Florent Couao-Zotti : l’ingéniosité littéraire au service d’une cause sociale

Quand Florent Couao-Zotti publiait son premier texte, Le Soleil où j’ai toujours soif (L’Harmattan) en 1995, il ne savait certainement pas qu’il serait, comme c’est présentement le cas, l’un des plus grands écrivains du Bénin et une voix importante de la littérature africaine francophone. Né en 1964 à Pobé, dans le sud-est du Bénin, Couao-Zotti est auteur des pièces de théâtre, des nouvelles, des bandes dessinées et des romans à succès qui lui ont offert le privilège de grandes récompenses littéraires. Il a notamment été récompensé par le Prix Tchicaya U Tams’i (1996), le Prix de la Francophonie de littérature pour l’enfance (1996), le Prix Ahmadou Kourouma (2010), le Prix du Salon du livre d’Abbeville (2016) et le Prix Roland-de-Jouvenel de l’Académie Française (2019).

Plusieurs cordes à son arc

Florent Raoul Couao-Zotti a en même temps été enseignant, journaliste, scénariste de bandes dessinées et écrivain. Sa décision de faire des études de Lettres modernes françaises à l’Université Nationale du Bénin est presque naturelle, au regard de l’amour pour la littérature qui dicte sa loi dans sa famille. Son père, ancien instituteur et fonctionnaire dans une compagnie de chemin de fer, est épris de littérature, tout comme certains frères de Florent qui n’arrêtent pas de débattre sur de grands auteurs dont ils lisent passionnément les œuvres. Après l’obtention de sa maîtrise en 1988 et sa sortie de l’École Normale de Porto-Novo, il voyage pour la Côte d’Ivoire avec la motivation de pouvoir trouver un poste d’enseignant de français qui lui sera plus alléchant. Mais les promesses de son ami qui l’accueille dans la ville d’Agnibilékrou vont s’avérer fausses. Couao-Zotti commence à enseigner dans un établissement de la ville, mais son salaire dérisoire ne comble nullement ses attentes. Cette aventure ne fera pas long feu.

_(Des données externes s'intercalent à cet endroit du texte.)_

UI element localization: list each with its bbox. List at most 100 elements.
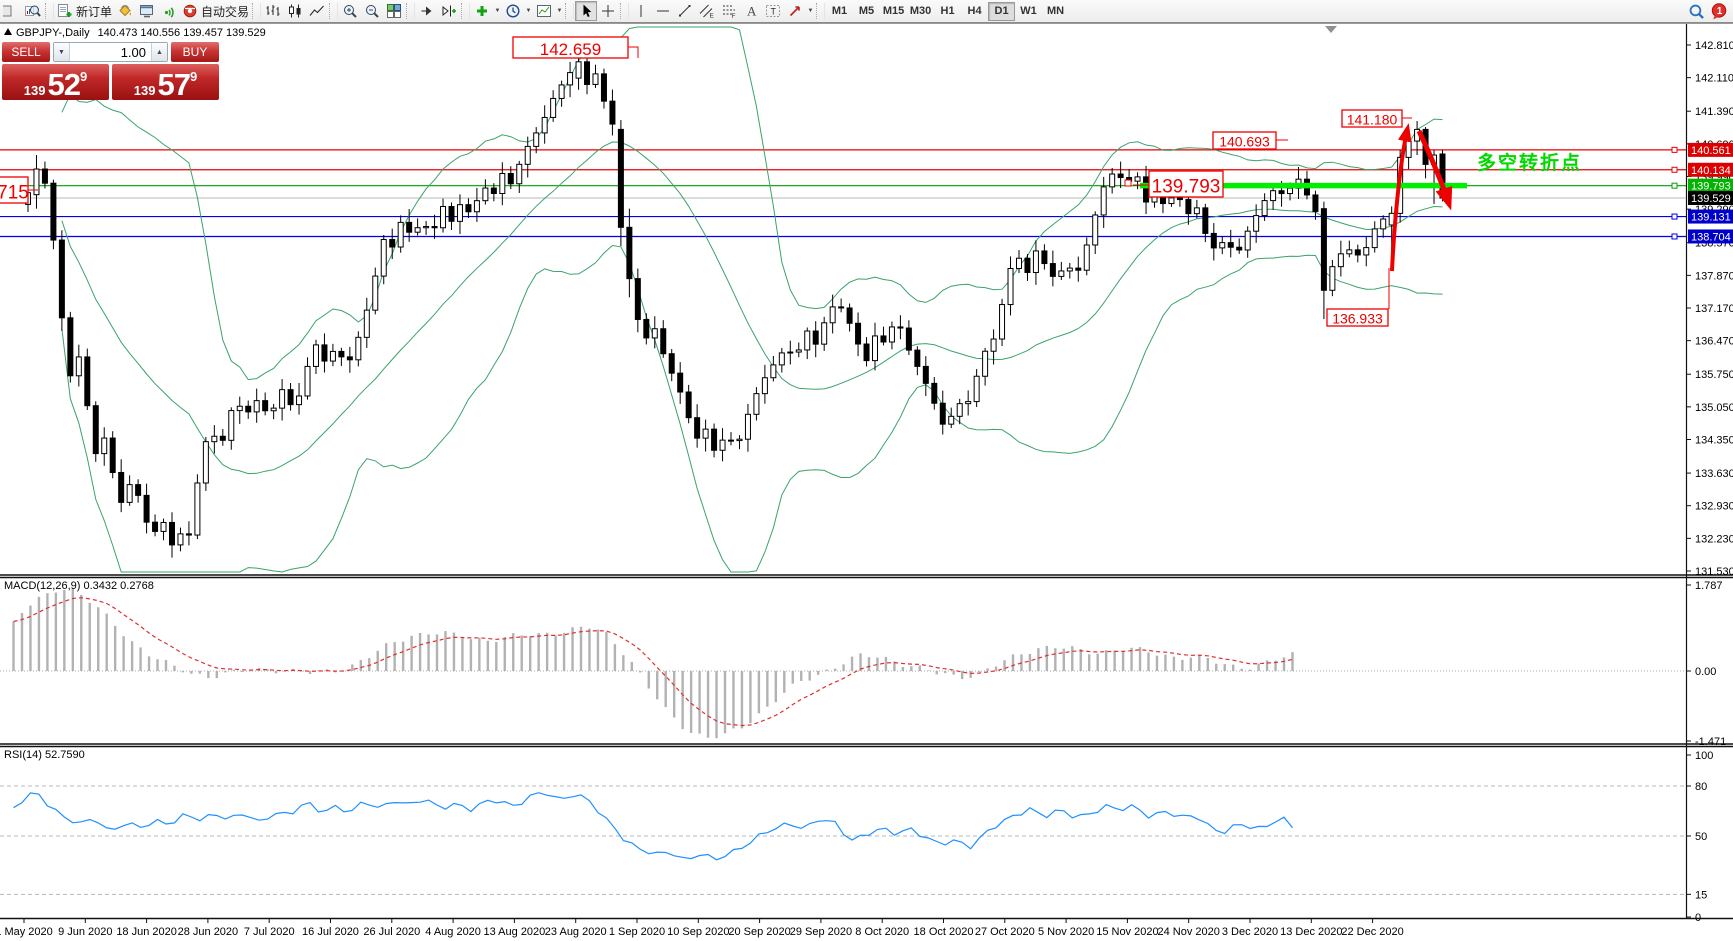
shift-marker-icon[interactable] (1325, 26, 1337, 33)
svg-text:80: 80 (1695, 781, 1707, 793)
bull-bear-pivot-note[interactable]: 多空转折点 (1477, 151, 1582, 174)
candles-layer (25, 48, 1446, 558)
tf-m5-button[interactable]: M5 (853, 2, 880, 21)
data-window-button[interactable] (22, 1, 44, 21)
collapse-icon[interactable] (4, 28, 12, 35)
svg-text:7 Jul 2020: 7 Jul 2020 (244, 926, 295, 938)
search-button[interactable] (1685, 1, 1707, 21)
zoom-in-button[interactable] (339, 1, 361, 21)
svg-text:1.787: 1.787 (1695, 580, 1723, 592)
autoscroll-icon (421, 6, 432, 16)
button-label: M5 (858, 5, 875, 17)
ohlc-values: 140.473 140.556 139.457 139.529 (97, 27, 266, 39)
tile-windows-button[interactable] (383, 1, 405, 21)
svg-text:15 Nov 2020: 15 Nov 2020 (1096, 926, 1158, 938)
signals-button[interactable] (158, 1, 180, 21)
svg-text:50: 50 (1695, 831, 1707, 843)
candles-icon (289, 4, 301, 18)
arrows-tool-button[interactable] (784, 1, 806, 21)
zoom-out-button[interactable] (361, 1, 383, 21)
cursor-icon (583, 4, 592, 17)
chart-window-icon-button[interactable] (0, 1, 22, 21)
volume-decrease-button[interactable]: ▼ (54, 43, 70, 61)
svg-text:139.131: 139.131 (1691, 212, 1731, 224)
tf-m30-button[interactable]: M30 (907, 2, 934, 21)
volume-input[interactable]: 1.00 (120, 44, 146, 60)
trend-arrows[interactable] (1390, 123, 1453, 272)
crosshair-tool-button[interactable] (597, 1, 619, 21)
new-order-button[interactable]: 新订单 (55, 1, 114, 21)
equidistant-channel-tool-button[interactable]: E (696, 1, 718, 21)
cursor-tool-button[interactable] (575, 1, 598, 21)
bar-chart-mode-button[interactable] (262, 1, 284, 21)
text-label-tool-button[interactable]: T (762, 1, 784, 21)
notifications-button[interactable]: 1 (1707, 1, 1729, 21)
bars-icon (266, 5, 280, 16)
text-tool-button[interactable]: A (740, 1, 762, 21)
volume-stepper: ▼ 1.00 ▲ (53, 42, 168, 62)
price-label-annotations[interactable]: 142.659 140.693 141.180 139.793 136.933 715 (0, 36, 1412, 327)
macd-label: MACD(12,26,9) 0.3432 0.2768 (4, 580, 154, 592)
svg-text:132.930: 132.930 (1695, 501, 1733, 513)
auto-scroll-button[interactable] (416, 1, 438, 21)
fibonacci-tool-button[interactable]: F (718, 1, 740, 21)
auto-trading-button[interactable]: 自动交易 (180, 1, 251, 21)
svg-text:0.00: 0.00 (1695, 666, 1716, 678)
tf-d1-button[interactable]: D1 (988, 1, 1016, 21)
indicators-list-button[interactable] (471, 1, 493, 21)
toolbar-separator (406, 3, 416, 19)
crosshair-icon (602, 5, 615, 17)
svg-text:142.659: 142.659 (540, 40, 601, 59)
date-axis: 1 May 2020 9 Jun 2020 18 Jun 2020 28 Jun 20… (0, 919, 1404, 938)
buy-price-box[interactable]: 139 57 9 (112, 64, 219, 100)
sell-button[interactable]: SELL (2, 42, 50, 62)
chart-styles-button[interactable] (114, 1, 136, 21)
macd-signal-line (13, 597, 1293, 727)
dropdown-caret-icon[interactable]: ▼ (807, 8, 814, 14)
dropdown-caret-icon[interactable]: ▼ (525, 8, 532, 14)
dropdown-caret-icon[interactable]: ▼ (556, 8, 563, 14)
periods-button[interactable] (502, 1, 524, 21)
svg-text:137.870: 137.870 (1695, 270, 1733, 282)
tf-m1-button[interactable]: M1 (826, 2, 853, 21)
vertical-line-tool-button[interactable] (630, 1, 652, 21)
tf-w1-button[interactable]: W1 (1015, 2, 1042, 21)
chart-shift-button[interactable] (438, 1, 460, 21)
line-chart-mode-button[interactable] (306, 1, 328, 21)
svg-text:5 Nov 2020: 5 Nov 2020 (1038, 926, 1094, 938)
horizontal-price-lines[interactable] (0, 146, 1686, 240)
button-label: M30 (909, 5, 932, 17)
tf-m15-button[interactable]: M15 (880, 2, 907, 21)
templates-button[interactable] (533, 1, 555, 21)
svg-text:A: A (747, 4, 757, 19)
labelT-icon: T (766, 5, 781, 17)
trendline-tool-button[interactable] (674, 1, 696, 21)
zoomin-icon (344, 5, 357, 18)
svg-text:136.933: 136.933 (1332, 311, 1383, 327)
horizontal-line-tool-button[interactable] (652, 1, 674, 21)
svg-text:27 Oct 2020: 27 Oct 2020 (975, 926, 1035, 938)
svg-text:15: 15 (1695, 889, 1707, 901)
candlestick-mode-button[interactable] (284, 1, 306, 21)
svg-text:140.134: 140.134 (1691, 165, 1731, 177)
autotrade-icon (183, 4, 197, 18)
sell-price-box[interactable]: 139 52 9 (2, 64, 109, 100)
dropdown-caret-icon[interactable]: ▼ (494, 8, 501, 14)
hline-icon (657, 10, 670, 12)
svg-text:18 Oct 2020: 18 Oct 2020 (914, 926, 974, 938)
tf-mn-button[interactable]: MN (1042, 2, 1069, 21)
buy-button[interactable]: BUY (171, 42, 219, 62)
svg-text:1 Sep 2020: 1 Sep 2020 (609, 926, 665, 938)
button-label: 自动交易 (201, 4, 250, 19)
tf-h4-button[interactable]: H4 (961, 2, 988, 21)
macd-histogram (12, 588, 1294, 739)
svg-text:135.050: 135.050 (1695, 402, 1733, 414)
volume-increase-button[interactable]: ▲ (151, 43, 167, 61)
svg-text:137.170: 137.170 (1695, 303, 1733, 315)
svg-text:13 Dec 2020: 13 Dec 2020 (1280, 926, 1342, 938)
tf-h1-button[interactable]: H1 (934, 2, 961, 21)
new-chart-window-button[interactable] (136, 1, 158, 21)
svg-text:100: 100 (1695, 750, 1713, 762)
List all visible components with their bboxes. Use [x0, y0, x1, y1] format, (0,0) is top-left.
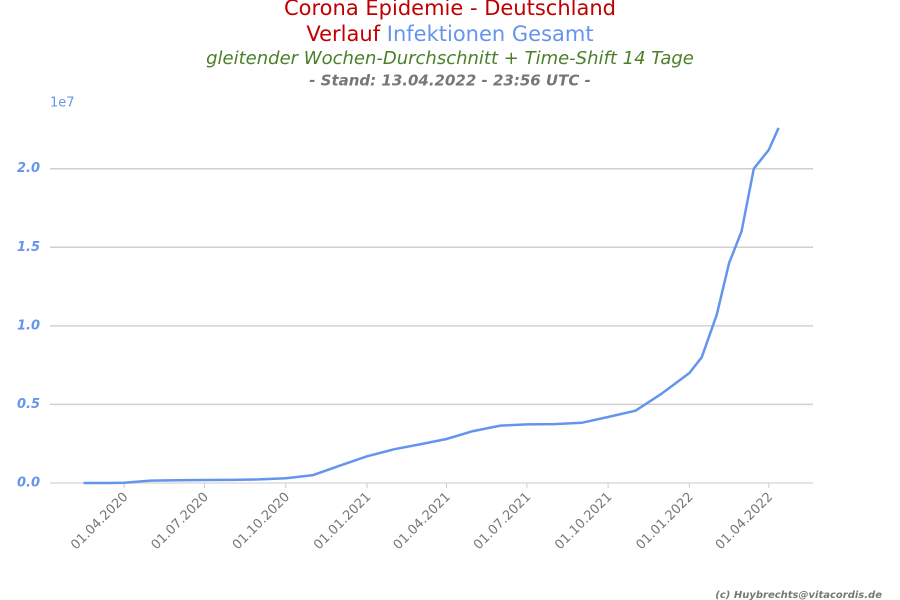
- stand: - Stand: 13.04.2022 - 23:56 UTC -: [309, 72, 591, 90]
- x-tick-label: 01.07.2020: [149, 490, 212, 553]
- y-tick-label: 0.0: [17, 476, 40, 491]
- x-tick-label: 01.04.2020: [68, 490, 131, 553]
- x-tick-label: 01.01.2021: [311, 490, 374, 553]
- credit: (c) Huybrechts@vitacordis.de: [715, 590, 882, 600]
- y-offset: 1e7: [50, 96, 75, 111]
- title-part: Infektionen Gesamt: [387, 22, 594, 46]
- x-tick-label: 01.10.2020: [230, 490, 293, 553]
- title-part: Verlauf: [306, 22, 380, 46]
- y-tick-label: 1.0: [17, 318, 40, 333]
- subtitle: gleitender Wochen-Durchschnitt + Time-Sh…: [206, 48, 694, 69]
- y-tick-label: 1.5: [17, 240, 40, 255]
- data-line: [83, 127, 780, 485]
- chart-title: Corona Epidemie - Deutschland: [284, 0, 616, 20]
- x-tick-label: 01.04.2021: [391, 490, 454, 553]
- x-tick-label: 01.10.2021: [552, 490, 615, 553]
- y-tick-label: 0.5: [17, 397, 40, 412]
- x-tick-label: 01.01.2022: [633, 490, 696, 553]
- x-tick-label: 01.07.2021: [471, 490, 534, 553]
- chart-title-2: Verlauf Infektionen Gesamt: [306, 22, 593, 46]
- y-tick-label: 2.0: [17, 161, 40, 176]
- x-tick-label: 01.04.2022: [713, 490, 776, 553]
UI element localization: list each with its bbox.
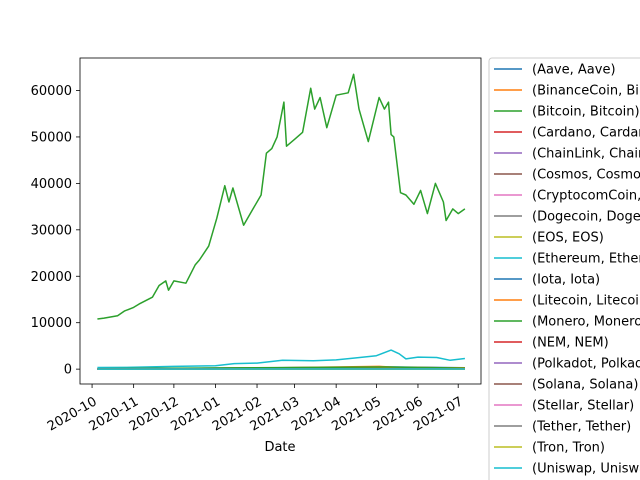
legend-frame <box>488 57 640 480</box>
y-tick-label: 20000 <box>31 270 72 285</box>
y-tick-label: 40000 <box>31 177 72 192</box>
legend-label: (Bitcoin, Bitcoin) <box>532 105 640 120</box>
legend-label: (Solana, Solana) <box>532 378 638 393</box>
legend-label: (Uniswap, Uniswap) <box>532 462 640 477</box>
legend-label: (Ethereum, Ethereum) <box>532 252 640 267</box>
legend-label: (Cardano, Cardano) <box>532 126 640 141</box>
legend: (Aave, Aave) (BinanceCoin, BinanceCoin) (B… <box>488 57 640 480</box>
y-tick-label: 60000 <box>31 84 72 99</box>
legend-label: (Tether, Tether) <box>532 420 631 435</box>
legend-label: (Monero, Monero) <box>532 315 640 330</box>
y-tick-label: 0 <box>64 363 72 378</box>
legend-label: (BinanceCoin, BinanceCoin) <box>532 84 640 99</box>
axes-layer: 01000020000300004000050000600002020-1020… <box>31 84 466 435</box>
legend-label: (Iota, Iota) <box>532 273 600 288</box>
series-line-9 <box>97 349 465 369</box>
series-line-12 <box>97 366 465 370</box>
legend-label: (CryptocomCoin, CryptocomCoin) <box>532 189 640 204</box>
y-tick-label: 30000 <box>31 223 72 238</box>
series-line-2 <box>97 73 466 320</box>
legend-label: (Aave, Aave) <box>532 63 616 78</box>
plot-frame <box>79 57 482 385</box>
legend-label: (EOS, EOS) <box>532 231 604 246</box>
y-tick-label: 10000 <box>31 316 72 331</box>
legend-label: (Dogecoin, Dogecoin) <box>532 210 640 225</box>
legend-label: (Cosmos, Cosmos) <box>532 168 640 183</box>
series-layer <box>97 73 466 370</box>
legend-label: (Polkadot, Polkadot) <box>532 357 640 372</box>
x-axis-label: Date <box>264 440 295 455</box>
legend-label: (ChainLink, ChainLink) <box>532 147 640 162</box>
legend-label: (Tron, Tron) <box>532 441 605 456</box>
y-tick-label: 50000 <box>31 130 72 145</box>
legend-label: (NEM, NEM) <box>532 336 609 351</box>
legend-label: (Litecoin, Litecoin) <box>532 294 640 309</box>
legend-label: (Stellar, Stellar) <box>532 399 634 414</box>
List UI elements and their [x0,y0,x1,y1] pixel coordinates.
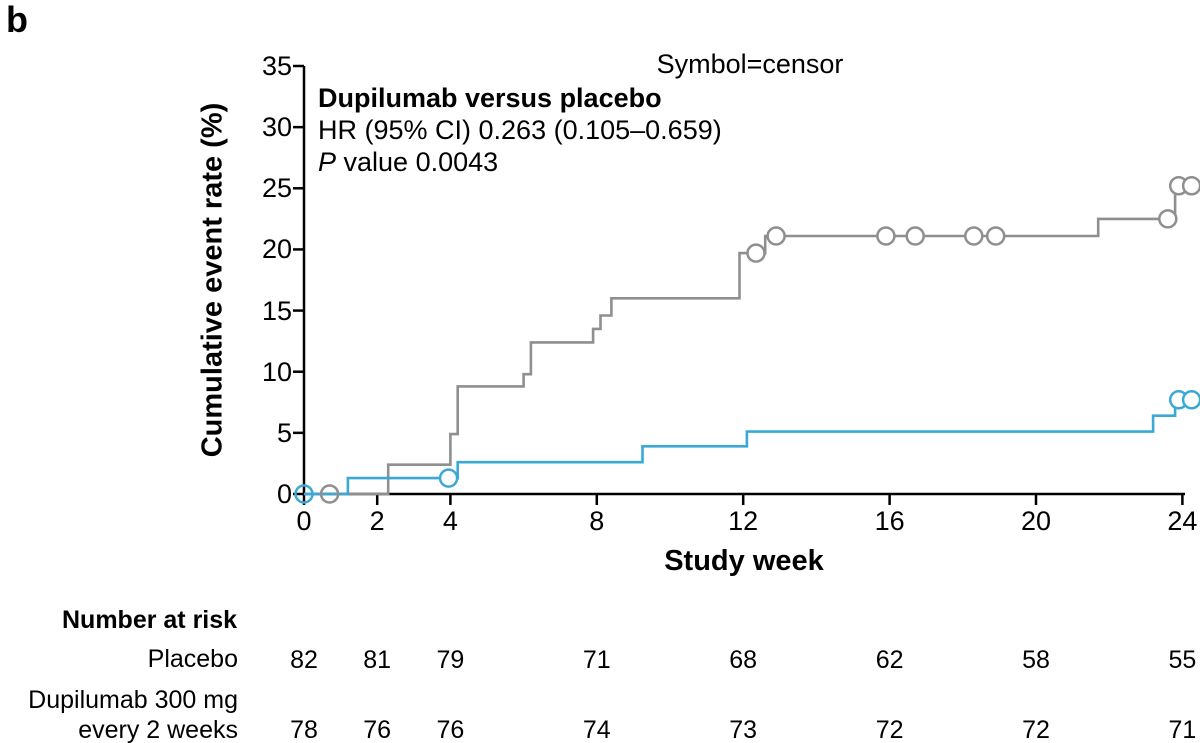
number-at-risk-header: Number at risk [62,606,238,634]
risk-count: 71 [582,646,611,674]
y-tick-label: 15 [261,295,292,326]
risk-count: 82 [290,646,318,674]
placebo-censor-mark [985,226,1006,246]
placebo-censor-mark [746,243,766,263]
y-tick-label: 10 [261,356,292,387]
placebo-curve [304,184,1196,496]
risk-row-label: Placebo [147,645,238,673]
risk-count: 79 [436,646,465,674]
risk-count: 62 [875,646,904,674]
risk-count: 81 [363,646,392,674]
placebo-censor-mark [905,226,925,246]
dupilumab-censor-mark [1181,390,1200,410]
x-tick-label: 16 [874,506,905,536]
placebo-censor-mark [766,226,786,246]
risk-row-label: Dupilumab 300 mg [28,686,238,714]
hazard-ratio-text: HR (95% CI) 0.263 (0.105–0.659) [318,115,722,145]
x-tick-label: 4 [442,506,458,536]
y-tick-label: 35 [261,51,292,81]
risk-count: 72 [1022,716,1050,743]
x-tick-label: 12 [728,506,759,536]
x-axis-title: Study week [664,545,824,577]
y-tick-label: 30 [261,112,292,143]
y-tick-label: 25 [261,173,292,204]
risk-count: 68 [729,646,758,674]
y-axis-title: Cumulative event rate (%) [196,102,229,458]
risk-count: 76 [436,716,465,743]
x-tick-label: 0 [296,506,312,536]
risk-count: 73 [729,716,758,743]
dupilumab-curve [304,398,1196,496]
y-tick-label: 5 [276,417,292,448]
y-tick-label: 0 [276,479,292,509]
x-tick-label: 24 [1167,506,1198,536]
p-value-rest: value 0.0043 [336,147,499,177]
panel-label: b [6,0,28,40]
risk-row-label: every 2 weeks [78,716,238,743]
risk-count: 55 [1168,646,1197,674]
p-value-text: P value 0.0043 [318,149,498,176]
risk-count: 78 [290,716,318,743]
risk-count: 72 [875,716,904,743]
risk-count: 74 [582,716,611,743]
placebo-censor-mark [319,484,340,504]
x-tick-label: 20 [1020,506,1052,536]
placebo-censor-mark [876,226,896,246]
risk-count: 71 [1168,716,1197,743]
placebo-censor-mark [1181,176,1200,196]
placebo-censor-mark [964,226,984,246]
p-symbol: P [318,147,337,177]
risk-count: 58 [1022,646,1050,674]
x-tick-label: 8 [589,506,605,536]
risk-count: 76 [363,716,392,743]
censor-symbol-note: Symbol=censor [656,49,844,79]
dupilumab-censor-mark [438,468,459,488]
y-tick-label: 20 [261,234,292,265]
comparison-label: Dupilumab versus placebo [318,83,662,113]
x-tick-label: 2 [369,506,385,536]
placebo-censor-mark [1158,209,1178,229]
dupilumab-censor-mark [294,484,314,504]
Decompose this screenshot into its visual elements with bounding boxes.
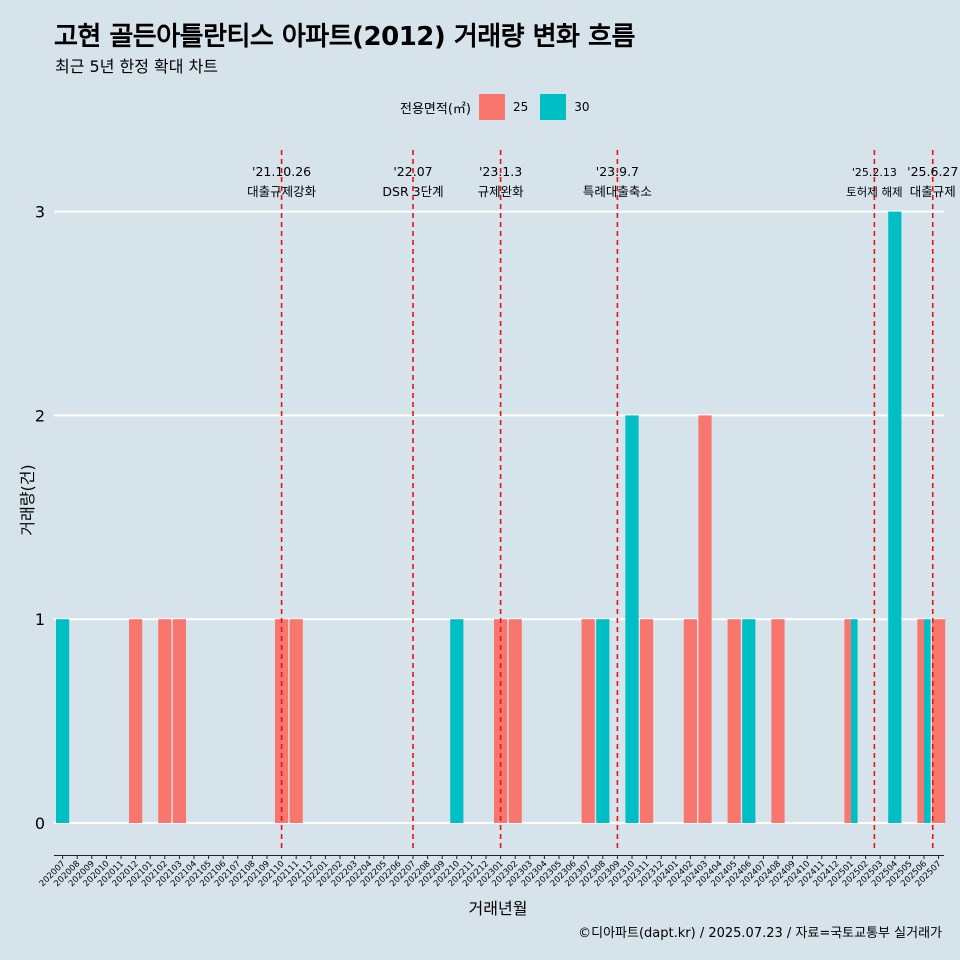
- chart-title: 고현 골든아틀란티스 아파트(2012) 거래량 변화 흐름: [54, 22, 635, 52]
- event-label: 대출규제강화: [247, 184, 317, 199]
- bar: [683, 619, 697, 823]
- x-axis-title: 거래년월: [469, 899, 528, 918]
- chart-subtitle: 최근 5년 한정 확대 차트: [55, 57, 219, 76]
- bar: [289, 619, 303, 823]
- event-date: '23.1.3: [479, 164, 522, 179]
- bar: [158, 619, 172, 823]
- legend-label-30: 30: [574, 100, 590, 114]
- bar: [640, 619, 654, 823]
- legend: 전용면적(㎡) 25 30: [400, 93, 602, 121]
- bar: [450, 619, 464, 823]
- bar: [56, 619, 70, 823]
- event-date: '25.6.27: [907, 164, 958, 179]
- event-label: DSR 3단계: [382, 184, 443, 199]
- y-tick-label: 0: [35, 814, 45, 833]
- legend-label-25: 25: [512, 100, 529, 114]
- bar: [917, 619, 924, 823]
- bar: [172, 619, 186, 823]
- bar: [924, 619, 931, 823]
- y-tick-label: 3: [35, 203, 45, 222]
- bar: [508, 619, 522, 823]
- y-tick-label: 2: [35, 406, 45, 425]
- bar: [129, 619, 143, 823]
- legend-key-30: [540, 94, 567, 120]
- event-label: 토허제 해제: [846, 185, 903, 199]
- event-label: 특례대출축소: [583, 184, 652, 199]
- bar: [888, 211, 902, 824]
- bar: [932, 619, 946, 823]
- event-label: 규제완화: [478, 184, 525, 199]
- bar: [625, 415, 639, 823]
- bar: [771, 619, 785, 823]
- bar: [727, 619, 741, 823]
- legend-title: 전용면적(㎡): [400, 101, 471, 117]
- event-label: 대출규제: [910, 184, 956, 199]
- event-date: '23.9.7: [596, 164, 639, 179]
- bar: [698, 415, 712, 823]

Couao-Zotti rentre sur sa terre natale en 1990, où se prépare la Conférence nationale. Après cette Conférence nationale, un vent de liberté souffle au Bénin, le pays respire un peu plus l’air de la démocratie, tout comme dans d’autres pays d’Afrique subsaharienne qui en ont été le théâtre. C’est ainsi que Couao-Zotti se tourne vers le journalisme et se lance dans la presse privée qui s’émancipe dès lors très rapidement. Il devient chroniqueur culturel pour de nombreux journaux béninois — Tam-Tam Express et Le Bénin Nouveau entre autres —, ensuite il prend le poste de rédacteur en chef de Le Canard du Golfe, un bimensuel satirique conçu à l’image du Journal français, Le Canard enchaîné.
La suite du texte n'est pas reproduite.